Now I can see see your customer’s trap being sucked dry with a stool, tub, disposal or washer upstream.


----------



## Master Mark (Aug 14, 2009)

OpenSights said:


> I have actually used that 90 before and passed inspection. Inspector even agreed there was no other way. We called him out before we installed just to ask him what he wanted to see, that fitting was his suggestion, against code, but he allowed it.
> 
> Now I can see see your customer’s trap being sucked dry with a stool, tub, disposal or washer upstream.




It works and looks great from my house.....:yes::yes:


----------



## OpenSights (Mar 23, 2015)

Master Mark said:


> It works and looks great from my house.....:yes::yes:


I use to say “Good enough for government work.” But that’s when I worked on aircraft weapon systems.


----------



## GAN (Jul 10, 2012)

That's funny. Could have at least used a drum trap to keep siphoning down. 

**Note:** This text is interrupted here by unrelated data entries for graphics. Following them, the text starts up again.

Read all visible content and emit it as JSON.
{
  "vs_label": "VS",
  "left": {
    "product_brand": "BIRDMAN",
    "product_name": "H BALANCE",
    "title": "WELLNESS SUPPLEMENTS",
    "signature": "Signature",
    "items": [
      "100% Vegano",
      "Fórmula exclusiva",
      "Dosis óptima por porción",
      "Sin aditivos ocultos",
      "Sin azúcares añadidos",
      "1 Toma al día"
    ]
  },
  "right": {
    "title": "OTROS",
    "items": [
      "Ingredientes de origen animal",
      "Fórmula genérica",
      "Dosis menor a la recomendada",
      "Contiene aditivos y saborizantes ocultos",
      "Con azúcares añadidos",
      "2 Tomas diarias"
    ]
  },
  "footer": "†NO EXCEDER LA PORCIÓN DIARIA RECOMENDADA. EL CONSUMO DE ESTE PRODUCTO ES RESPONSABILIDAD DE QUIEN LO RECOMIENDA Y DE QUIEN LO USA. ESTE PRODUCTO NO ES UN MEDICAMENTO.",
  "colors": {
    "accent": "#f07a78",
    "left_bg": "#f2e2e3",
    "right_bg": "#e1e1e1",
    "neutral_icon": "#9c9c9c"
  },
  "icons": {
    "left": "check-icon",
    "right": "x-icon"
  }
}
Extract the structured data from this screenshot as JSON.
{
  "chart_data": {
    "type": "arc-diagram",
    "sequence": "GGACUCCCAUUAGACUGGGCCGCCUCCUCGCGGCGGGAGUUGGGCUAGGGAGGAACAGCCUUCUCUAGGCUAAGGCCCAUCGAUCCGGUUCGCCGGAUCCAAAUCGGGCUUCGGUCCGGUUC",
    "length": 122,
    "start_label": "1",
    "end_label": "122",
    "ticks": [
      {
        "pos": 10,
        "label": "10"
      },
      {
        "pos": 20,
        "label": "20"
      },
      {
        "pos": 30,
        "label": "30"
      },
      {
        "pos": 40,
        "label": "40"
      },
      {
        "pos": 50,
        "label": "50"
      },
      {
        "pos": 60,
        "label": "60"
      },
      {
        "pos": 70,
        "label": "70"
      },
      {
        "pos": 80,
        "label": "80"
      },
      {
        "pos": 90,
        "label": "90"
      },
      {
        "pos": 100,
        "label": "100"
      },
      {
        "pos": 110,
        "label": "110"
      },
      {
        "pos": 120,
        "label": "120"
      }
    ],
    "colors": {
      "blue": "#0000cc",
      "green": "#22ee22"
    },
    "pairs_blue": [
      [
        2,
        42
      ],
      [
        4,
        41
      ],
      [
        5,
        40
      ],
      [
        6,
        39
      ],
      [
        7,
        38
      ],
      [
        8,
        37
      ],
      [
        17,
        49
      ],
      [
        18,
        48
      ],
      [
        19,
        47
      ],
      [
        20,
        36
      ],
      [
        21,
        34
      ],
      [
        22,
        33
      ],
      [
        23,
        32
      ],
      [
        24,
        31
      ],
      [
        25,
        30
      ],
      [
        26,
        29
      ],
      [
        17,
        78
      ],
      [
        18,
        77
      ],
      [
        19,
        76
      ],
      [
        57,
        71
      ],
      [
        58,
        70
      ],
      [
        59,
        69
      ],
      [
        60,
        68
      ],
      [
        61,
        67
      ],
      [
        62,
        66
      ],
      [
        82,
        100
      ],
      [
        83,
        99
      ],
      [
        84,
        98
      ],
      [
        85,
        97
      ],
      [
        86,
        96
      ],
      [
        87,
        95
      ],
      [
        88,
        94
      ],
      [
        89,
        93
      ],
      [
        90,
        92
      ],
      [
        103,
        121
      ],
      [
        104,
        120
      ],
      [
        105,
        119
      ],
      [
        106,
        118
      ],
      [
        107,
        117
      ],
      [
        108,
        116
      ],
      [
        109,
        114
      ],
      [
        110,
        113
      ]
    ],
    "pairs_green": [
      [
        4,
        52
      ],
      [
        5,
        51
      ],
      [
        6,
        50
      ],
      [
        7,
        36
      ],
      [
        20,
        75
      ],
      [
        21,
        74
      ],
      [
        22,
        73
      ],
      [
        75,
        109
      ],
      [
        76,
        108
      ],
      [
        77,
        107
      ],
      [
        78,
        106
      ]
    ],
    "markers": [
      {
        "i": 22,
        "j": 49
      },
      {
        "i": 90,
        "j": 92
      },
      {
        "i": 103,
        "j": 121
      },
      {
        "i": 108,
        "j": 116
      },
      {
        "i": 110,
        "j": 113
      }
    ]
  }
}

The 3" ell with heel outlet catching the tub would be a legal fitting here in that position. A side outlet no.

We can use high heel outlets or side inlets for a water closet 2" vent providing we wet it. Even though it is not pictured in our code book.


----------



## Tommy plumber (Feb 19, 2010)

No vent on that tub drain. Plus the funky 'S' trap.


----------



## Standard Drain (Feb 17, 2016)

The purple primer says it all...


----------



## Oorgnid (Apr 5, 2016)

GAN said:


> That's funny. Could have at least used a drum trap to keep siphoning down.
> 
> The 3" ell with heel outlet catching the tub would be a legal fitting here in that position. A side outlet no.
> 
> We can use high heel outlets or side inlets for a water closet 2" vent providing we wet it. Even though it is not pictured in our code book.


Yeah, same here. Heel 90s can only be used for venting applications, however, side inlets are useable for all purposes.


----------



## PLUMB TIME (Feb 2, 2009)

3x2 wye with a deep seal 2" p-trap, very unlikely it would siphon.

Hell, a Studor would have been better.


----------